Froide et longue nuit
Profitant de l'entrée d'une caravane marchande, Le Quézermistoss put regagner le temple de l'eau sans encombre. Selon les rumeurs, le bâtiment en forme de larme gris et blanc aurait été créé par l'esprit concerné lui-même. Elbar se demandait si l'esprit savait à l'époque que son temple serait perdu parmi la crasse du bas-peuple. Et que même les prêtres déserteraient l'endroit. Il dissimula son butin dans une cache découverte par Svida. A l'origine, il s'agissait d'un projet de tunnel passant sous les fondations, qui fut avorté et oublié de tous. Elbar passa le reste de la journée seul, à fouiller les maisons vides et traquer rats, chats, chiens et volatiles nécrophages.

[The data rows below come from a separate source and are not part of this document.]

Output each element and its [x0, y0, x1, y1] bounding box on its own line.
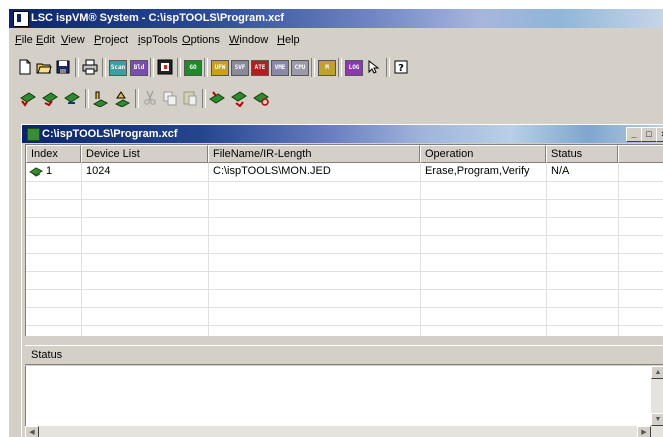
menu-edit[interactable]: Edit — [36, 34, 55, 46]
menu-project[interactable]: Project — [94, 34, 128, 46]
menu-bar: File Edit View Project ispTools Options … — [9, 31, 663, 49]
minimize-button[interactable]: _ — [626, 127, 642, 142]
remove-device-icon[interactable] — [63, 89, 81, 107]
project-file-icon — [27, 128, 40, 141]
refresh-chain-icon[interactable] — [252, 89, 270, 107]
column-header-filename[interactable]: FileName/IR-Length — [208, 145, 420, 163]
column-header-operation[interactable]: Operation — [420, 145, 546, 163]
close-button[interactable]: × — [656, 127, 663, 142]
open-folder-icon[interactable] — [35, 58, 53, 76]
program-icon[interactable] — [156, 58, 174, 76]
pointer-icon[interactable] — [364, 58, 382, 76]
project-title-bar[interactable]: C:\ispTOOLS\Program.xcf _ □ × — [22, 125, 663, 143]
cut-icon[interactable] — [141, 89, 159, 107]
scroll-down-icon[interactable]: ▼ — [651, 413, 663, 426]
cpu-icon[interactable]: CPU — [290, 58, 309, 76]
device-table: Index Device List FileName/IR-Length Ope… — [25, 144, 663, 336]
status-vertical-scrollbar[interactable]: ▲ ▼ — [651, 366, 663, 426]
window-title: LSC ispVM® System - C:\ispTOOLS\Program.… — [31, 12, 285, 24]
log-icon[interactable]: LOG — [344, 58, 363, 76]
title-bar[interactable]: LSC ispVM® System - C:\ispTOOLS\Program.… — [9, 9, 663, 28]
cell-operation: Erase,Program,Verify — [425, 165, 530, 177]
build-chain-icon[interactable]: Bld — [129, 58, 148, 76]
project-window: C:\ispTOOLS\Program.xcf _ □ × Index Devi… — [21, 124, 663, 437]
menu-help[interactable]: Help — [277, 34, 300, 46]
table-header: Index Device List FileName/IR-Length Ope… — [26, 145, 663, 163]
column-header-empty — [618, 145, 663, 163]
copy-icon[interactable] — [161, 89, 179, 107]
scan-chain-icon[interactable]: Scan — [108, 58, 127, 76]
status-output[interactable] — [25, 366, 652, 426]
app-window: LSC ispVM® System - C:\ispTOOLS\Program.… — [8, 8, 663, 437]
status-horizontal-scrollbar[interactable]: ◀ ▶ — [25, 426, 663, 437]
column-header-index[interactable]: Index — [26, 145, 81, 163]
menu-view[interactable]: View — [61, 34, 85, 46]
vme-icon[interactable]: VME — [270, 58, 289, 76]
move-up-icon[interactable] — [208, 89, 226, 107]
maximize-button[interactable]: □ — [641, 127, 657, 142]
device-info-icon[interactable] — [113, 89, 131, 108]
help-icon[interactable]: ? — [392, 58, 410, 76]
device-icon — [29, 165, 43, 177]
edit-device-icon[interactable] — [91, 89, 109, 108]
go-icon[interactable]: GO — [183, 58, 202, 76]
cell-filename: C:\ispTOOLS\MON.JED — [213, 165, 331, 177]
scroll-right-icon[interactable]: ▶ — [637, 426, 651, 437]
menu-isptools[interactable]: ispTools — [138, 34, 178, 46]
column-header-device-list[interactable]: Device List — [81, 145, 208, 163]
move-down-icon[interactable] — [230, 89, 248, 108]
main-toolbar: Scan Bld GO UFW SVF ATE VME CPU M LOG ? — [9, 55, 663, 81]
cell-status: N/A — [551, 165, 570, 177]
project-window-title: C:\ispTOOLS\Program.xcf — [42, 128, 178, 140]
menu-options[interactable]: Options — [182, 34, 220, 46]
add-device-icon[interactable] — [19, 89, 37, 107]
cell-device: 1024 — [86, 165, 111, 177]
column-header-status[interactable]: Status — [546, 145, 618, 163]
print-icon[interactable] — [81, 58, 99, 76]
ufw-icon[interactable]: UFW — [210, 58, 229, 76]
menu-window[interactable]: Window — [229, 34, 268, 46]
device-toolbar — [9, 86, 663, 112]
cell-index: 1 — [46, 165, 53, 177]
status-pane: Status ▲ ▼ ◀ ▶ — [25, 345, 663, 437]
paste-icon[interactable] — [181, 89, 199, 107]
save-icon[interactable] — [54, 58, 72, 76]
tool-icon[interactable]: M — [317, 58, 336, 76]
app-icon[interactable] — [13, 11, 29, 27]
scroll-left-icon[interactable]: ◀ — [25, 426, 39, 437]
status-header: Status — [25, 345, 663, 365]
svg-text:?: ? — [398, 63, 404, 74]
scroll-up-icon[interactable]: ▲ — [651, 366, 663, 379]
new-file-icon[interactable] — [16, 58, 34, 76]
svf-icon[interactable]: SVF — [230, 58, 249, 76]
insert-device-icon[interactable] — [41, 89, 59, 107]
ate-icon[interactable]: ATE — [250, 58, 269, 76]
menu-file[interactable]: File — [15, 34, 33, 46]
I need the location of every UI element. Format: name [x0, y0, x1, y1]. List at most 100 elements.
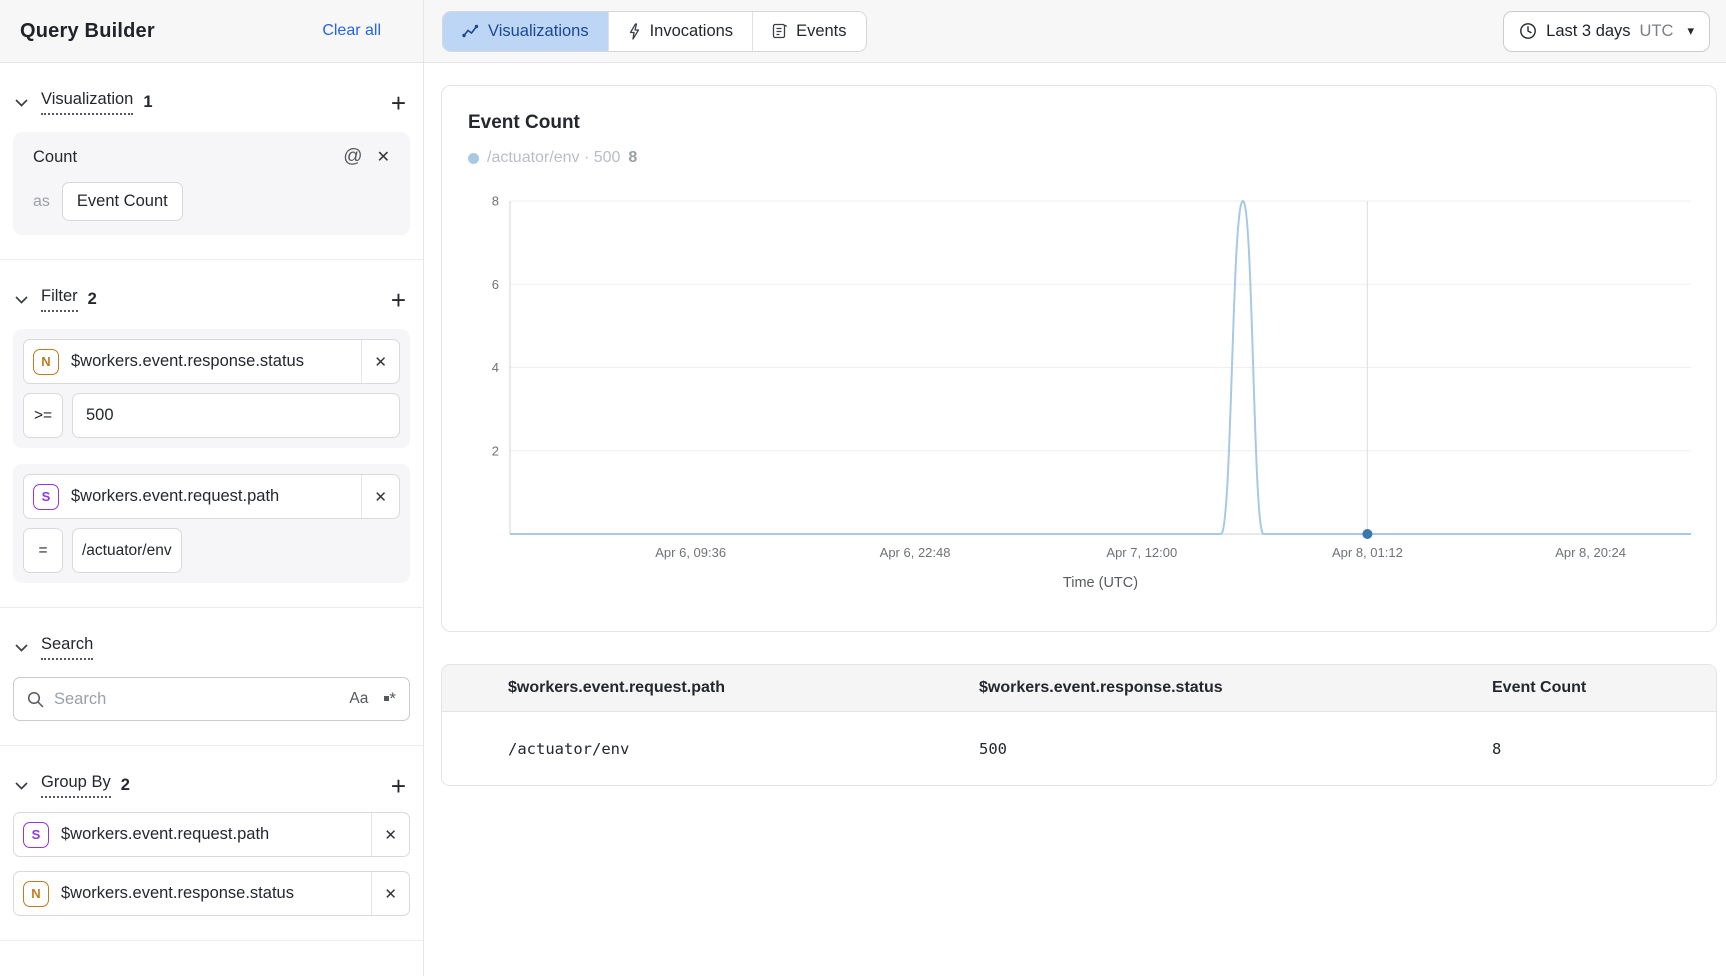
chevron-down-icon[interactable] — [15, 644, 28, 652]
filter-operator[interactable]: = — [23, 528, 63, 573]
document-icon — [772, 23, 787, 39]
svg-text:Apr 8, 20:24: Apr 8, 20:24 — [1555, 545, 1626, 560]
tab-label: Invocations — [650, 22, 733, 41]
filter-field-name: $workers.event.request.path — [71, 487, 279, 506]
add-visualization-button[interactable]: + — [387, 93, 410, 113]
svg-text:Apr 7, 12:00: Apr 7, 12:00 — [1106, 545, 1177, 560]
line-chart: 2 4 6 8 Apr 6, 09:36 Apr 6, 22:48 Apr 7, 12:00… — [442, 181, 1716, 594]
number-type-badge: N — [23, 881, 49, 907]
search-section: Search + Aa * — [0, 635, 423, 746]
visualization-section: Visualization 1 + Count @ ✕ as Event Cou… — [0, 90, 423, 260]
cell-event-count: 8 — [1492, 740, 1716, 758]
at-sign-icon[interactable]: @ — [337, 146, 368, 168]
results-table: $workers.event.request.path $workers.eve… — [441, 664, 1717, 786]
tab-visualizations[interactable]: Visualizations — [443, 12, 608, 51]
series-dot-icon — [468, 153, 479, 164]
group-by-section-title[interactable]: Group By — [41, 773, 111, 798]
remove-filter-button[interactable]: ✕ — [362, 353, 399, 371]
filter-section-title[interactable]: Filter — [41, 287, 78, 312]
group-by-section: Group By 2 + S $workers.event.request.pa… — [0, 773, 423, 941]
search-section-title[interactable]: Search — [41, 635, 93, 660]
visualization-section-title[interactable]: Visualization — [41, 90, 133, 115]
column-header: $workers.event.request.path — [508, 679, 979, 697]
filter-section: Filter 2 + N $workers.event.response.sta… — [0, 287, 423, 608]
svg-text:2: 2 — [492, 443, 499, 458]
chart-legend[interactable]: /actuator/env · 500 8 — [468, 149, 1690, 167]
main-header: Visualizations Invocations Events Last 3… — [424, 0, 1726, 62]
visualization-card: Count @ ✕ as Event Count — [13, 132, 410, 235]
filter-item: S $workers.event.request.path ✕ = /actua… — [13, 464, 410, 583]
divider — [0, 607, 423, 608]
svg-text:Apr 6, 09:36: Apr 6, 09:36 — [655, 545, 726, 560]
filter-operator[interactable]: >= — [23, 393, 63, 438]
visualization-alias[interactable]: Event Count — [62, 182, 183, 221]
sidebar-header: Query Builder Clear all — [0, 0, 424, 62]
clear-all-link[interactable]: Clear all — [322, 22, 381, 40]
search-icon — [27, 691, 44, 708]
filter-field[interactable]: N $workers.event.response.status ✕ — [23, 339, 400, 384]
filter-field[interactable]: S $workers.event.request.path ✕ — [23, 474, 400, 519]
chevron-down-icon: ▾ — [1687, 23, 1694, 39]
number-type-badge: N — [33, 349, 59, 375]
filter-value-input[interactable] — [72, 393, 400, 438]
chevron-down-icon[interactable] — [15, 99, 28, 107]
filter-count: 2 — [88, 290, 97, 309]
add-filter-button[interactable]: + — [387, 290, 410, 310]
page-title: Query Builder — [20, 20, 155, 43]
remove-visualization-button[interactable]: ✕ — [369, 147, 398, 167]
tab-invocations[interactable]: Invocations — [608, 12, 752, 51]
remove-group-by-button[interactable]: ✕ — [372, 826, 409, 844]
line-chart-icon — [462, 24, 479, 39]
top-bar: Query Builder Clear all Visualizations I… — [0, 0, 1726, 63]
divider — [0, 259, 423, 260]
tab-label: Events — [796, 22, 846, 41]
string-type-badge: S — [23, 822, 49, 848]
chevron-down-icon[interactable] — [15, 782, 28, 790]
svg-text:4: 4 — [492, 360, 499, 375]
filter-field-name: $workers.event.response.status — [71, 352, 304, 371]
event-count-chart-card: Event Count /actuator/env · 500 8 2 4 6 8 Ap… — [441, 85, 1717, 632]
match-case-toggle[interactable]: Aa — [349, 690, 368, 708]
tab-events[interactable]: Events — [752, 12, 865, 51]
visualization-function[interactable]: Count — [33, 148, 77, 167]
group-by-count: 2 — [121, 776, 130, 795]
time-range-selector[interactable]: Last 3 days UTC ▾ — [1503, 11, 1710, 52]
group-by-field[interactable]: N $workers.event.response.status ✕ — [13, 871, 410, 916]
legend-series-value: 8 — [628, 149, 637, 167]
svg-text:Time (UTC): Time (UTC) — [1063, 575, 1138, 591]
as-label: as — [33, 193, 50, 211]
chart-title: Event Count — [468, 112, 1690, 134]
filter-item: N $workers.event.response.status ✕ >= — [13, 329, 410, 448]
tab-label: Visualizations — [488, 22, 589, 41]
string-type-badge: S — [33, 484, 59, 510]
time-range-label: Last 3 days — [1546, 22, 1630, 41]
table-row[interactable]: /actuator/env 500 8 — [442, 712, 1716, 785]
column-header: Event Count — [1492, 679, 1716, 697]
group-by-field-name: $workers.event.request.path — [61, 825, 269, 844]
filter-value[interactable]: /actuator/env — [72, 528, 182, 573]
search-input[interactable] — [54, 690, 349, 709]
legend-series-name: /actuator/env · 500 — [487, 149, 620, 167]
divider — [0, 745, 423, 746]
add-group-by-button[interactable]: + — [387, 776, 410, 796]
cell-request-path: /actuator/env — [508, 740, 979, 758]
chart-plot-area: 2 4 6 8 Apr 6, 09:36 Apr 6, 22:48 Apr 7, 12:00… — [442, 181, 1716, 599]
remove-filter-button[interactable]: ✕ — [362, 488, 399, 506]
svg-text:6: 6 — [492, 277, 499, 292]
main-panel: Event Count /actuator/env · 500 8 2 4 6 8 Ap… — [424, 63, 1726, 976]
regex-toggle[interactable]: * — [384, 694, 396, 704]
search-field: Aa * — [13, 677, 410, 721]
remove-group-by-button[interactable]: ✕ — [372, 885, 409, 903]
svg-text:8: 8 — [492, 194, 499, 209]
time-range-timezone: UTC — [1640, 22, 1674, 41]
svg-text:Apr 8, 01:12: Apr 8, 01:12 — [1332, 545, 1403, 560]
view-tab-group: Visualizations Invocations Events — [442, 11, 867, 52]
cell-response-status: 500 — [979, 740, 1492, 758]
group-by-field[interactable]: S $workers.event.request.path ✕ — [13, 812, 410, 857]
query-builder-sidebar: Visualization 1 + Count @ ✕ as Event Cou… — [0, 63, 424, 976]
visualization-count: 1 — [143, 93, 152, 112]
clock-icon — [1519, 22, 1537, 40]
group-by-field-name: $workers.event.response.status — [61, 884, 294, 903]
chevron-down-icon[interactable] — [15, 296, 28, 304]
svg-text:Apr 6, 22:48: Apr 6, 22:48 — [880, 545, 951, 560]
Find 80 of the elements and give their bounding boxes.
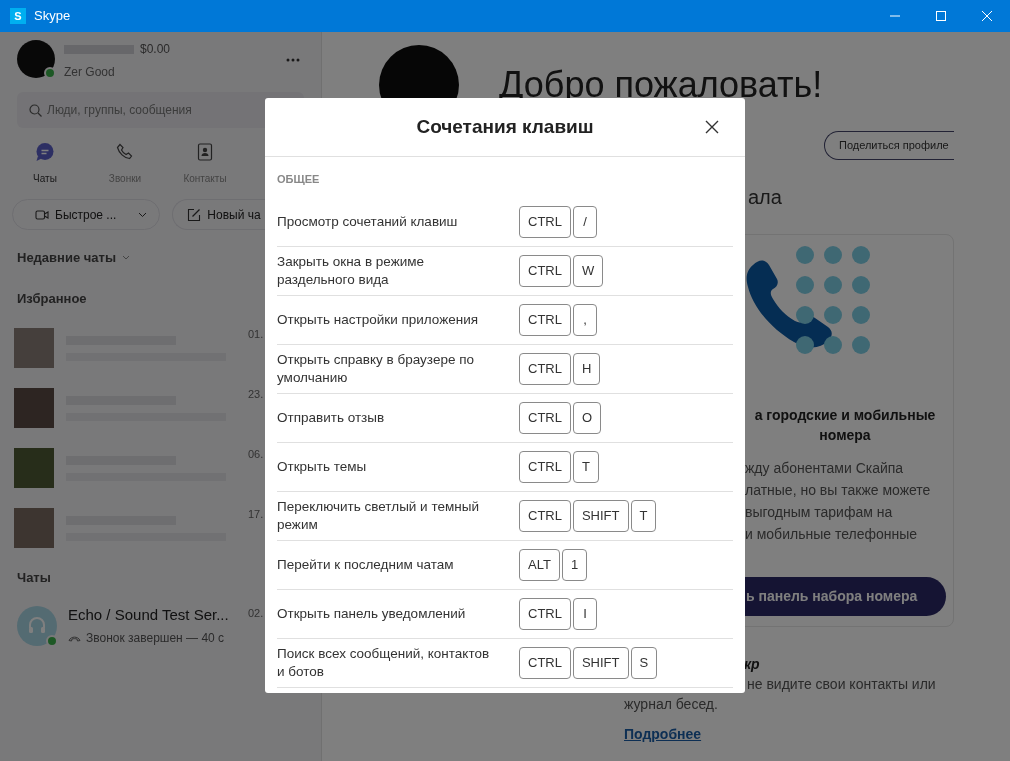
section-title: ала <box>748 187 783 207</box>
section-header: ОБЩЕЕ <box>277 172 321 187</box>
key-cap: CTRL <box>519 254 571 287</box>
key-cap: SHIFT <box>572 646 629 679</box>
avatar-placeholder <box>14 448 54 488</box>
shortcut-label: Отправить отзыв <box>277 408 386 427</box>
key-cap: O <box>572 401 602 434</box>
card-text-line: жду абонентами Скайпа <box>745 459 905 478</box>
more-icon <box>286 58 300 62</box>
key-cap: CTRL <box>519 499 571 532</box>
avatar[interactable] <box>17 40 55 78</box>
recent-chats-dropdown[interactable]: Недавние чаты <box>17 248 131 268</box>
card-title-line: номера <box>819 426 871 445</box>
shortcut-label: Закрыть окна в режиме раздельного вида <box>277 252 426 289</box>
contact-book-icon <box>197 143 213 161</box>
balance: $0.00 <box>140 41 171 58</box>
key-cap: , <box>572 303 597 336</box>
shortcut-label: Открыть настройки приложения <box>277 310 479 329</box>
avatar-placeholder <box>14 508 54 548</box>
caret-icon <box>122 255 131 261</box>
close-icon <box>705 120 719 134</box>
key-cap: SHIFT <box>572 499 629 532</box>
key-cap: CTRL <box>519 205 571 238</box>
shortcut-label: Просмотр сочетаний клавиш <box>277 212 459 231</box>
phone-icon <box>116 143 134 161</box>
profile-name: Zer Good <box>64 64 116 81</box>
video-camera-icon <box>35 207 49 222</box>
shortcut-label: Переключить светлый и темный режим <box>277 497 480 534</box>
card-text-line: выгодным тарифам на <box>745 503 894 522</box>
key-cap: CTRL <box>519 401 571 434</box>
card-text-line: латные, но вы также можете <box>745 481 932 500</box>
hang-up-icon <box>68 634 81 642</box>
card-title-line: а городские и мобильные <box>754 406 936 425</box>
key-cap: S <box>630 646 658 679</box>
key-cap: ALT <box>519 548 560 581</box>
key-cap: CTRL <box>519 450 571 483</box>
close-button[interactable] <box>703 118 721 136</box>
key-cap: CTRL <box>519 303 571 336</box>
key-cap: / <box>572 205 597 238</box>
note-text-line: не видите свои контакты или <box>747 675 937 694</box>
key-cap: T <box>630 499 657 532</box>
chat-name: Echo / Sound Test Ser... <box>68 604 229 625</box>
headset-icon <box>27 615 47 636</box>
key-cap: I <box>572 597 597 630</box>
skype-logo: S <box>10 8 26 24</box>
note-title: кр <box>744 655 761 674</box>
key-cap: 1 <box>561 548 588 581</box>
maximize-icon <box>936 11 946 21</box>
key-cap: T <box>572 450 599 483</box>
chat-bubble-icon <box>35 142 55 162</box>
share-profile-button[interactable]: Поделиться профиле <box>824 131 954 160</box>
key-cap: CTRL <box>519 646 571 679</box>
section-header: Избранное <box>17 289 88 308</box>
more-info-link[interactable]: Подробнее <box>624 724 702 745</box>
shortcut-label: Открыть панель уведомлений <box>277 604 467 623</box>
key-cap: CTRL <box>519 597 571 630</box>
window-title: Skype <box>34 7 71 26</box>
shortcut-label: Поиск всех сообщений, контактов и ботов <box>277 644 491 681</box>
key-cap: CTRL <box>519 352 571 385</box>
shortcut-label: Перейти к последним чатам <box>277 555 455 574</box>
shortcut-label: Открыть справку в браузере по умолчанию <box>277 350 475 387</box>
chat-date: 02. <box>248 605 264 621</box>
note-text-line: журнал бесед. <box>624 695 719 714</box>
section-header: Чаты <box>17 569 52 587</box>
chat-date: 01. <box>248 327 264 342</box>
chat-date: 06. <box>248 447 264 462</box>
chat-date: 23. <box>248 387 264 402</box>
caret-icon <box>138 211 148 218</box>
compose-icon <box>187 207 202 222</box>
avatar-placeholder <box>14 388 54 428</box>
shortcut-label: Открыть темы <box>277 457 368 476</box>
chat-date: 17. <box>248 507 264 522</box>
nav-tab[interactable]: Чаты <box>5 142 85 186</box>
key-cap: W <box>572 254 604 287</box>
dialog-title: Сочетания клавиш <box>416 114 594 139</box>
close-icon <box>982 11 992 21</box>
card-text-line: и мобильные телефонные <box>745 525 919 544</box>
key-cap: H <box>572 352 601 385</box>
call-status: Звонок завершен — 40 с <box>86 630 225 648</box>
avatar-placeholder <box>14 328 54 368</box>
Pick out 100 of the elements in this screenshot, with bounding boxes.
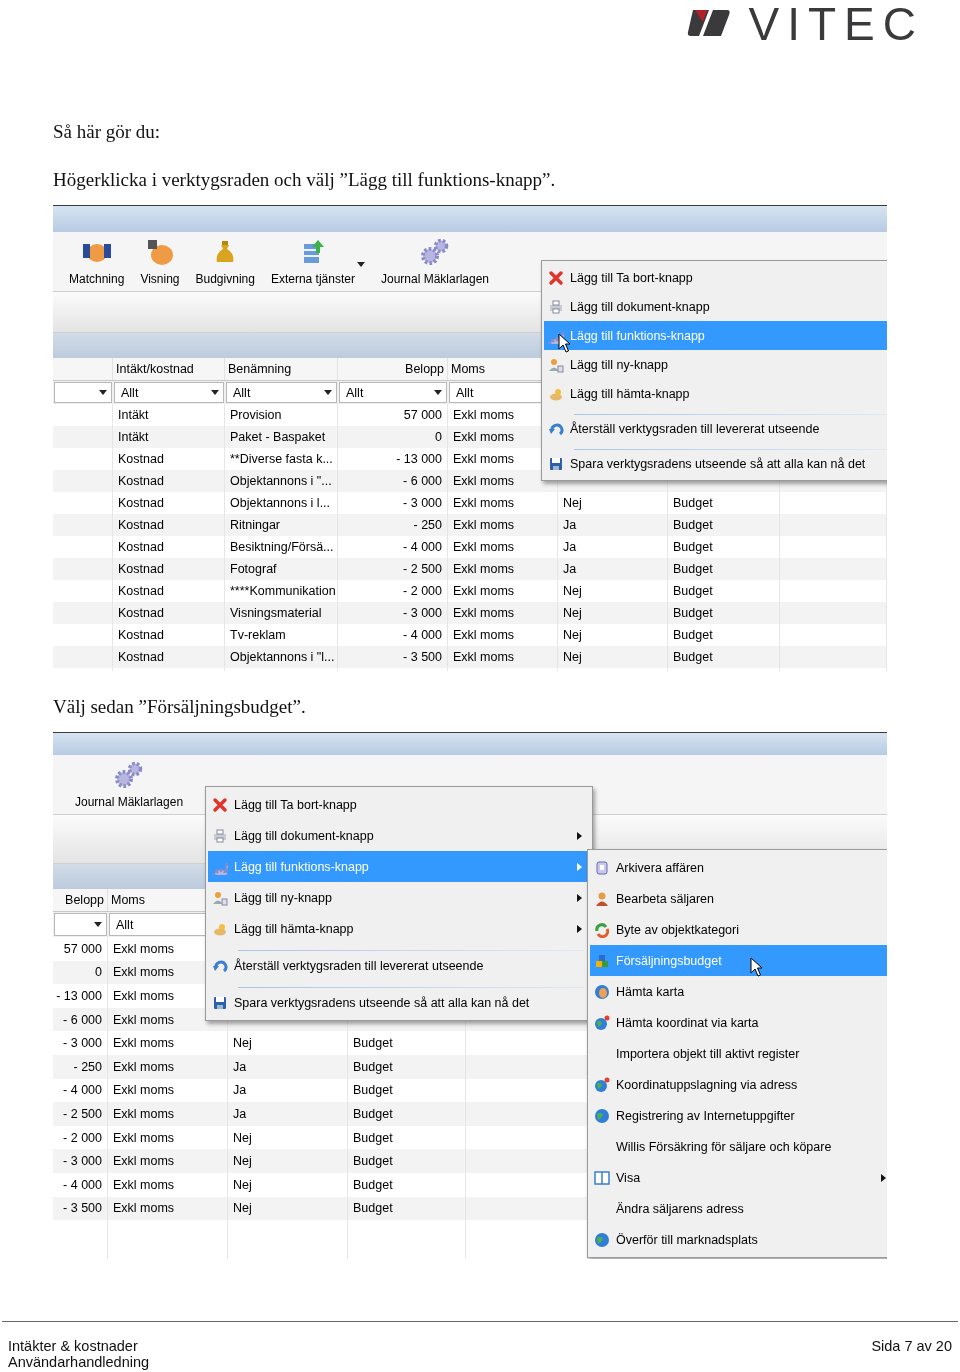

Le reste de la bande arriva à la planque une demi-heure avant le couvre-feu, et ils esquivèrent grâce à son ouïe fine les dangers potentiels. Tous les traînes guenilles cherchaient un lieu où passer la nuit. Eux restèrent soigneusement dans le territoire qu'ils contrôlaient, et trouvèrent un grenier. Jarvioss étant le seul à pouvoir sortir les griffes, il grimpa le premier le mur de bois noir d'humidité et aida ses soumis à monter.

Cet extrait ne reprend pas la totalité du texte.